Rather than disguise it, Caligula (12 – 41 AD) passed laws to deter people from noticing his lack hair up top or passing comment.

His hair was sparse, his crown being completely bald while the rest of his body was hairy. Because of this he pronounced it a crime meriting death if, when he was passing, anyone should look down on him from above, or if, for whatever reason, the word goat was mentioned.

Suetonius, Lives of the Caesars, Caligula 50

There is, however, much to be said for the counsel of the Emperor Domitian (51 – 81 AD), who was also extremely sensitive to his hair loss.

He was so annoyed by his baldness that he took it as a personal insult if anyone else was teased or mocked on that account. However, in an essay on hair care, which he published and dedicated to a friend, he added the following words, as a consolation to his friend and himself. “Do you not see how tall and handsome I am, too.’ Yet the same fate lies in store for my own hair. With fortitude I endure the ageing of my hair when still young’ Be sure that nothing is more pleasing than beauty or more transient’

Suetonius, Lives of the Caesars, Domitian 18

Sad, but there are some consolations for those who can find such acceptance, which have as ever been pointed out for us by the ancient philosophers and poets. Chief among these is the Neo-Platonic Synesius of Cyrene (c.373-c.414 AD) whose Eulogy on Baldness, has provided succour and hope to baldies for centuries. Do read the whole thing over on  

Baldness is health and strength

“We, bald people, … have a share of health not equal to other men, but, if God permit, be it said, even greater. A cranium which is free from hair, that basks in the sun and is exposed to all the seasons, would not excite your wonder should it be turned quickly from bone into iron.”

Synesius of Cyrene, Eulogy of Baldness

OK, this observation does not have the force of science behind it, but nonetheless I cannot help but think it might contain a grain of truth. After all, to go out into the world as a baldie is to experience the benefits and ravages of nature more fully, – the heat of the sun, the chill of the wind, and the pelting rain. If that does not produce strength and resilience, nothing will. 

Baldness is wisdom

You may look at the pictures in the Museum, I mean those of Diogenes and Socrates, and whomsoever you please of those who in their age were wise, and your survey would be an inspection of bald heads.
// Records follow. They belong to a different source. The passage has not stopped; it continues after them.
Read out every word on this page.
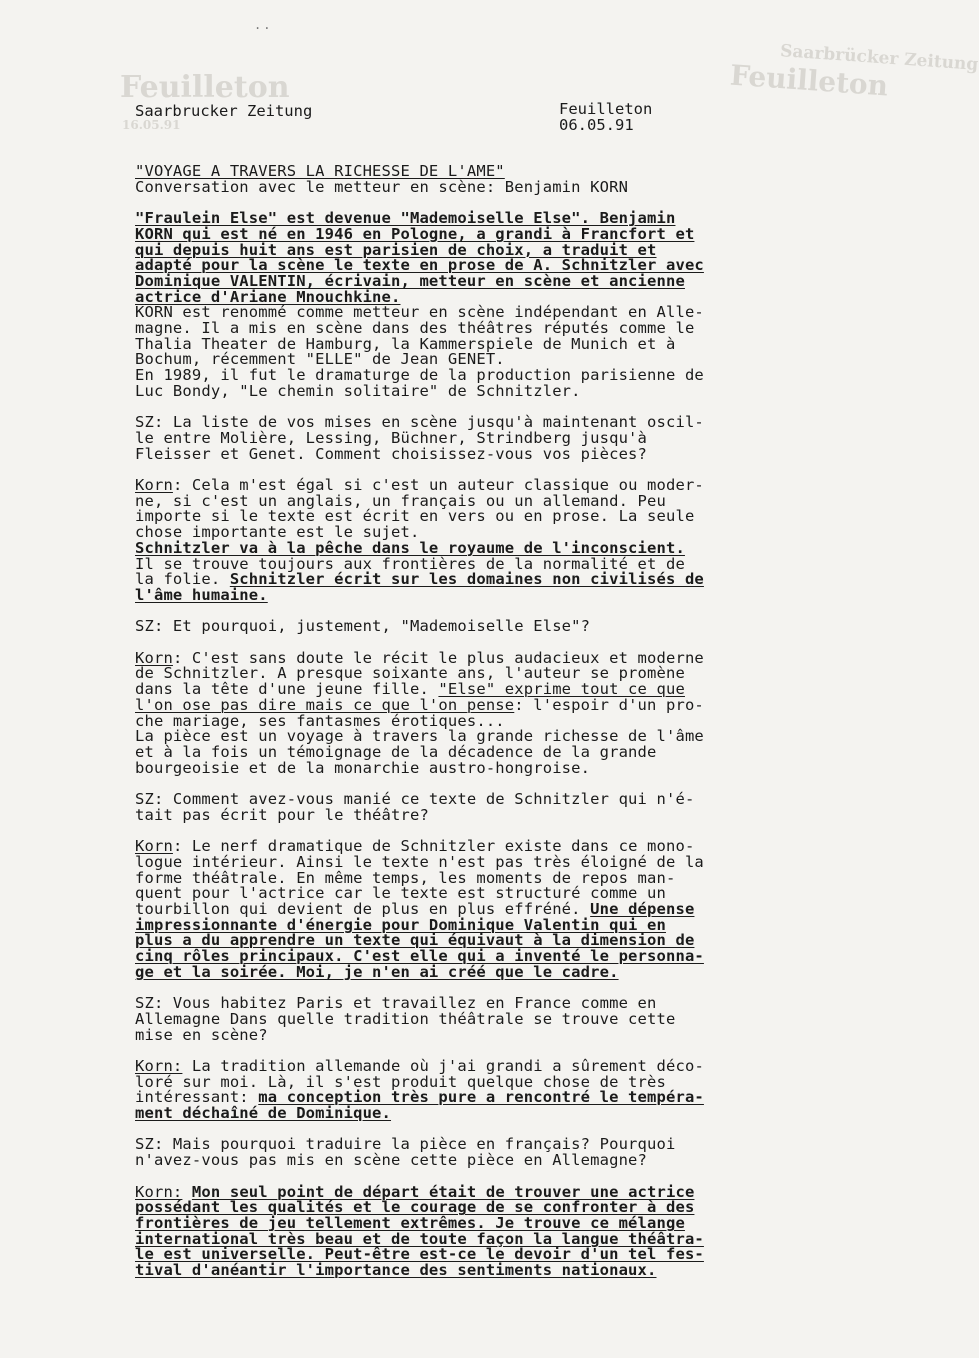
Saarbrücker Zeitung
Feuilleton
Feuilleton
16.05.91
..
Saarbrucker Zeitung	Feuilleton
06.05.91
"VOYAGE A TRAVERS LA RICHESSE DE L'AME"
Conversation avec le metteur en scène: Benjamin KORN
"Fraulein Else" est devenue "Mademoiselle Else". Benjamin
KORN qui est né en 1946 en Pologne, a grandi à Francfort et
qui depuis huit ans est parisien de choix, a traduit et
adapté pour la scène le texte en prose de A. Schnitzler avec
Dominique VALENTIN, écrivain, metteur en scène et ancienne
actrice d'Ariane Mnouchkine.
KORN est renommé comme metteur en scène indépendant en Alle-
magne. Il a mis en scène dans des théâtres réputés comme le
Thalia Theater de Hamburg, la Kammerspiele de Munich et à
Bochum, récemment "ELLE" de Jean GENET.
En 1989, il fut le dramaturge de la production parisienne de
Luc Bondy, "Le chemin solitaire" de Schnitzler.
SZ: La liste de vos mises en scène jusqu'à maintenant oscil-
le entre Molière, Lessing, Büchner, Strindberg jusqu'à
Fleisser et Genet. Comment choisissez-vous vos pièces?
Korn: Cela m'est égal si c'est un auteur classique ou moder-
ne, si c'est un anglais, un français ou un allemand. Peu
importe si le texte est écrit en vers ou en prose. La seule
chose importante est le sujet.
Schnitzler va à la pêche dans le royaume de l'inconscient.
Il se trouve toujours aux frontières de la normalité et de
la folie. Schnitzler écrit sur les domaines non civilisés de
l'âme humaine.
SZ: Et pourquoi, justement, "Mademoiselle Else"?
Korn: C'est sans doute le récit le plus audacieux et moderne
de Schnitzler. A presque soixante ans, l'auteur se promène
dans la tête d'une jeune fille. "Else" exprime tout ce que
l'on ose pas dire mais ce que l'on pense: l'espoir d'un pro-
che mariage, ses fantasmes érotiques...
La pièce est un voyage à travers la grande richesse de l'âme
et à la fois un témoignage de la décadence de la grande
bourgeoisie et de la monarchie austro-hongroise.
SZ: Comment avez-vous manié ce texte de Schnitzler qui n'é-
tait pas écrit pour le théâtre?
Korn: Le nerf dramatique de Schnitzler existe dans ce mono-
logue intérieur. Ainsi le texte n'est pas très éloigné de la
forme théâtrale. En même temps, les moments de repos man-
quent pour l'actrice car le texte est structuré comme un
tourbillon qui devient de plus en plus effréné. Une dépense
impressionnante d'énergie pour Dominique Valentin qui en
plus a du apprendre un texte qui équivaut à la dimension de
cinq rôles principaux. C'est elle qui a inventé le personna-
ge et la soirée. Moi, je n'en ai créé que le cadre.
SZ: Vous habitez Paris et travaillez en France comme en
Allemagne Dans quelle tradition théâtrale se trouve cette
mise en scène?
Korn: La tradition allemande où j'ai grandi a sûrement déco-
loré sur moi. Là, il s'est produit quelque chose de très
intéressant: ma conception très pure a rencontré le tempéra-
ment déchaîné de Dominique.
SZ: Mais pourquoi traduire la pièce en français? Pourquoi
n'avez-vous pas mis en scène cette pièce en Allemagne?
Korn: Mon seul point de départ était de trouver une actrice
possédant les qualités et le courage de se confronter à des
frontières de jeu tellement extrêmes. Je trouve ce mélange
international très beau et de toute façon la langue théâtra-
le est universelle. Peut-être est-ce le devoir d'un tel fes-
tival d'anéantir l'importance des sentiments nationaux.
Synesius of Cyrene, Eulogy of Baldness

An argument from anecdote, clearly (what about Einstein?), but in the world of Roman portraiture baldness was considered a signifier of wisdom and gravitas,  and who would not want such attributes? Indeed, during the republican period, some patrons chose to be presented with their baldness emphasised, along with their wrinkles, to show off their wisdom and the years they had dedicated to the state. (This wasn’t compensation enough for the emperors, but perhaps they would have lived longer if it was) The dictum may – just may – hold true today, also, as a study from a few  years ago suggested that baldies were generally perceived to be more intelligent, dominant and successful than those with full heads of hair. There is a catch though: to achieve this effect you have to be completely bald up top, as this suggests a pro-activeness rather than mere acceptance. Those sporting a simple humble bald spot were – surprise surprise – considered less high-powered and less successful. Alas you still need a razor!

Baldness is honesty

‘‘But avoid men who profess elegance and good looks and who arrange their hair in their proper place. What they tell you they have told a thousand women; their fancy wanders and has no fixed abode.”                                           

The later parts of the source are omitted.